Hier muss auch mal sauber gemacht werden – doch darum gibt es jetzt Streit. © IMAGO/Ardan FUESSMANN

Wollmäuse oder Kaffeeflecken im Hohen Haus? Undenkbar. Damit es im Bayerischen Landtag von der Abstellkammer bis zum Plenarsaal sauber ist, sind in den Gängen, Toiletten und Sitzungssälen ständig 20 Damen und Herren aktiv.

 

Sie sind nicht beim Landtag angestellt, sondern bei der Wackler Service Group, einem von fünf Tochterunternehmen der Münchner Wackler-Gruppe. Deren Vertrag mit dem Landtag läuft aber Ende November aus und das ist für die Landtags-Reiniger ein Problem.

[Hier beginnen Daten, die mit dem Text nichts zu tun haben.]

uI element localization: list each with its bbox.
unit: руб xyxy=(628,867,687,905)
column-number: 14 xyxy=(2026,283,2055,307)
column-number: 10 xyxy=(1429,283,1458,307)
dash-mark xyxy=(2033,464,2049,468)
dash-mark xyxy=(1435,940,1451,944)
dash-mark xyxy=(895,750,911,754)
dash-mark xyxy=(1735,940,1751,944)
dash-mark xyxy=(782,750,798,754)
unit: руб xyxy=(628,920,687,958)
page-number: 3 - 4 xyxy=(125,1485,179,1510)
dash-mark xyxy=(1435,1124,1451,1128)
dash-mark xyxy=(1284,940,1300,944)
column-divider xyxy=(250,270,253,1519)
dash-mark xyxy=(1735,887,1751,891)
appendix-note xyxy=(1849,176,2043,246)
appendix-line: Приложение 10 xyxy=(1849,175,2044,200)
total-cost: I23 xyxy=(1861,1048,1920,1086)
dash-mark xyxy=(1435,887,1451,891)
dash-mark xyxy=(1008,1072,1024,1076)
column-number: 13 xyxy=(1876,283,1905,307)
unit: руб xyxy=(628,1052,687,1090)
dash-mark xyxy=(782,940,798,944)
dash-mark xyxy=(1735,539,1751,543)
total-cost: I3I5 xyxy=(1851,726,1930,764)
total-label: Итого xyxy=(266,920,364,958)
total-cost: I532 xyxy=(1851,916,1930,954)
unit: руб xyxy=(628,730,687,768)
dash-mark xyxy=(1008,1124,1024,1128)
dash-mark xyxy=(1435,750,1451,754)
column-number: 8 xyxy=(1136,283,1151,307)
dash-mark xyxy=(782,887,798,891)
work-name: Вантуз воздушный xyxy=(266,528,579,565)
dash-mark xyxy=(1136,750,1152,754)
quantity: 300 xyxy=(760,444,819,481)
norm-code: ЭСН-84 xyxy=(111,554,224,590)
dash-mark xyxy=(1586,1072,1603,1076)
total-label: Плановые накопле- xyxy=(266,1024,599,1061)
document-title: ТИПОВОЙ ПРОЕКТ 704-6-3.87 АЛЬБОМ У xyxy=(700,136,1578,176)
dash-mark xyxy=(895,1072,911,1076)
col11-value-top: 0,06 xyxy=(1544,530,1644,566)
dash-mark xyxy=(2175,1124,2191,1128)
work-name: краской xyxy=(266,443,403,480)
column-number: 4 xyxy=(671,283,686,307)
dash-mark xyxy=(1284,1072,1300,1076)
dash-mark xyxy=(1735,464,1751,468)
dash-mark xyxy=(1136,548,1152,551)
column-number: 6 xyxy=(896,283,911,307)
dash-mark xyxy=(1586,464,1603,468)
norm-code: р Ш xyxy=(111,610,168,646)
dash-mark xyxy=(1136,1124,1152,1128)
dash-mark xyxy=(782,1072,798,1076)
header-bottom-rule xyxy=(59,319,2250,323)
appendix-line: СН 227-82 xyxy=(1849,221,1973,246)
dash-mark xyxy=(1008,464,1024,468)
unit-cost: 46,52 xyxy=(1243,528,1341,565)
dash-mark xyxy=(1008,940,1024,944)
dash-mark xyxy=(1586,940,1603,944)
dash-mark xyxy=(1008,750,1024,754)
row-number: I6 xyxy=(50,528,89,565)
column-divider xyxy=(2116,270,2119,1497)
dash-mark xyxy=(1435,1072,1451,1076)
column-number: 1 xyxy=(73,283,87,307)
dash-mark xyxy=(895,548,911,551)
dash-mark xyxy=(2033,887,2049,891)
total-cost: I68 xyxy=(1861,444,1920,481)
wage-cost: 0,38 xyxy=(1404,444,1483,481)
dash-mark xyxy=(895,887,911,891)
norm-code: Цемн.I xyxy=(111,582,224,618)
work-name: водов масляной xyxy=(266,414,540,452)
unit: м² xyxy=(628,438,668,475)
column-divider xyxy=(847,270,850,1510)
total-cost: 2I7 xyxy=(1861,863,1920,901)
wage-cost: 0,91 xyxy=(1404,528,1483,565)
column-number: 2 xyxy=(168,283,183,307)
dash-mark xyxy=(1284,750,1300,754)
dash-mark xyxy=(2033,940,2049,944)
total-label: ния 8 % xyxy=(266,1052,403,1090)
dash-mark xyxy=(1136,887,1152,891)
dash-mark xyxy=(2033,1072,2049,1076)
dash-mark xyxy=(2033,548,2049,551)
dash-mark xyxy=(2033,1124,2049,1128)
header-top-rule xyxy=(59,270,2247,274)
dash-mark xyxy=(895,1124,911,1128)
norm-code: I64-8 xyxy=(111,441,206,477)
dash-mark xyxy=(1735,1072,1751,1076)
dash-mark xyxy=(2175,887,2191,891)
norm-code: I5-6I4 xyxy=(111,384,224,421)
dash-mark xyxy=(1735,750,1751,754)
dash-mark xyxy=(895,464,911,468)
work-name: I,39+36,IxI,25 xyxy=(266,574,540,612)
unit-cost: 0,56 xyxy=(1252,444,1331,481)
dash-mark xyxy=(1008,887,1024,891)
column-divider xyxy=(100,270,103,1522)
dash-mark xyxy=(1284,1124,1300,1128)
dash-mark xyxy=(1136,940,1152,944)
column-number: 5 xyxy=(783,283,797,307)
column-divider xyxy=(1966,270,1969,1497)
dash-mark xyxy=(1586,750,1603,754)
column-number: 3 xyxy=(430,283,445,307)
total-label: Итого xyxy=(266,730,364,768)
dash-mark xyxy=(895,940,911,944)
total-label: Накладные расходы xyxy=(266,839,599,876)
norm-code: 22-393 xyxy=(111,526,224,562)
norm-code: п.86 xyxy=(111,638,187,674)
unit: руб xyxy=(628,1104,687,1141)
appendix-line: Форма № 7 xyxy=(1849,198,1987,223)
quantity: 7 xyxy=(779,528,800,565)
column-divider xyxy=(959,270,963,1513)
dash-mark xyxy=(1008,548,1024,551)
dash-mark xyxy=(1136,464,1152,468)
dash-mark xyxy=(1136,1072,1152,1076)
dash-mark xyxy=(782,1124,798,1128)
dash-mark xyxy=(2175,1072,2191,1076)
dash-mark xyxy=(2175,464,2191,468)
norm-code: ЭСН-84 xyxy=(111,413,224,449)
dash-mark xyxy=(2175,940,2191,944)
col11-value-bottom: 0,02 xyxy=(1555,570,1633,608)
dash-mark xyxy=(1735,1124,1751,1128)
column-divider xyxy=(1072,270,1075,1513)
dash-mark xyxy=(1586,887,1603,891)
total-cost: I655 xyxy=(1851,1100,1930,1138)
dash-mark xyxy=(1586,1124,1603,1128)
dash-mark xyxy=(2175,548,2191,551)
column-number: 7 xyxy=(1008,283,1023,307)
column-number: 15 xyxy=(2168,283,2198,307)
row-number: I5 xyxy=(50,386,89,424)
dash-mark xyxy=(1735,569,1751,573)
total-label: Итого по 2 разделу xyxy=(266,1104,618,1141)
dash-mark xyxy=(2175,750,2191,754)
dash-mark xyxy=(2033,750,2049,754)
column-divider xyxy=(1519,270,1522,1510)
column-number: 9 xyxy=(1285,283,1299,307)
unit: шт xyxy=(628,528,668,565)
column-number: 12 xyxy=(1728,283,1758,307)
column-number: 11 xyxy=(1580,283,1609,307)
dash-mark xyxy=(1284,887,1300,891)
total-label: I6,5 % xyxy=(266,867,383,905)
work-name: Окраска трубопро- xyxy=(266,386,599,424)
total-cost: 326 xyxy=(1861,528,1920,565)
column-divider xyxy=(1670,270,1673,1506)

Behalten, aber nicht weiterbeschäftigen

„Neue Besen kehren gut, aber die alte Bürste kennt die Ecken“, hatte Friedrich Merz bei der Wahl zum CDU-Parteivorsitzenden für sich geworben. Das weiß man sowohl bei der Wackler Group wie auch bei Dr. Hoffmann Facility Services, welche ab 1. Dezember für die Reinlichkeit des Landesparlaments verantwortlich zeichnet. Deshalb möchte man die parlamentserfahrenen Reinigungskräfte auch gerne behalten, aber nicht einfach weiterbeschäftigen.

Die Reinigungskräfte hätten auf die Sicherheit eines unbefristeten Arbeitsverhältnisses verzichten sollen, so schildert es die Gewerkschaft IG Bau.
Die Reinigungskräfte hätten auf die Sicherheit eines unbefristeten Arbeitsverhältnisses verzichten sollen, so schildert es die Gewerkschaft IG Bau. © IMAGO/Kzenon

Die beteiligten Reinigungsunternehmen stellen sich den Übergang der Landtags-Mannschaft so vor, dass sie ihr bisheriges unbefristetes Arbeitsverhältnis kündigen und vom neuen Dienstleister wieder eingestellt werden.

Doch damit beginnt rechtlich ein ganz neues Beschäftigungsverhältnis mit der Folge einer sechsmonatigen Probezeit und einer zweijährigen Phase, in der das Beschäftigungsverhältnis bis zu drei Mal verlängert werden kann. Auf die Sicherheit eines unbefristeten Arbeitsverhältnisses, so schildert es die Gewerkschaft IG Bau, müssten die Arbeitnehmer also freiwillig verzichten – es sei denn, sie verlassen ihren bisherigen prominenten Wirkungsort. Und das wollen sie nicht.

"Moralisch höchst verwerflich"

„Arbeitsrechtlich mag das alles zulässig sein. Moralisch und politisch ist dieses Vorgehen jedoch höchst verwerflich“, kritisiert Jemin Asllani, Fachgruppenvorsitzender der Gebäudereiniger der IG Bau München.
Skandalös finden die Gewerkschafter die Art und Weise, mit der die Landtags-Reiniger über den Tisch gezogen werden sollen. Auf einer Betriebsversammlung habe sich herausgestellt, dass die teilweise mit mangelnden Sprachkenntnissen ausgestatteten Beschäftigten zur Kündigung ihrer Arbeitsverträge „gedrängt“ worden seien. Bis jetzt sei ihnen noch nicht einmal ein neuer Vertrag gezeigt worden, kritisiert die Regionalleiterin der IG Bau Bayern, Heike Stoffels.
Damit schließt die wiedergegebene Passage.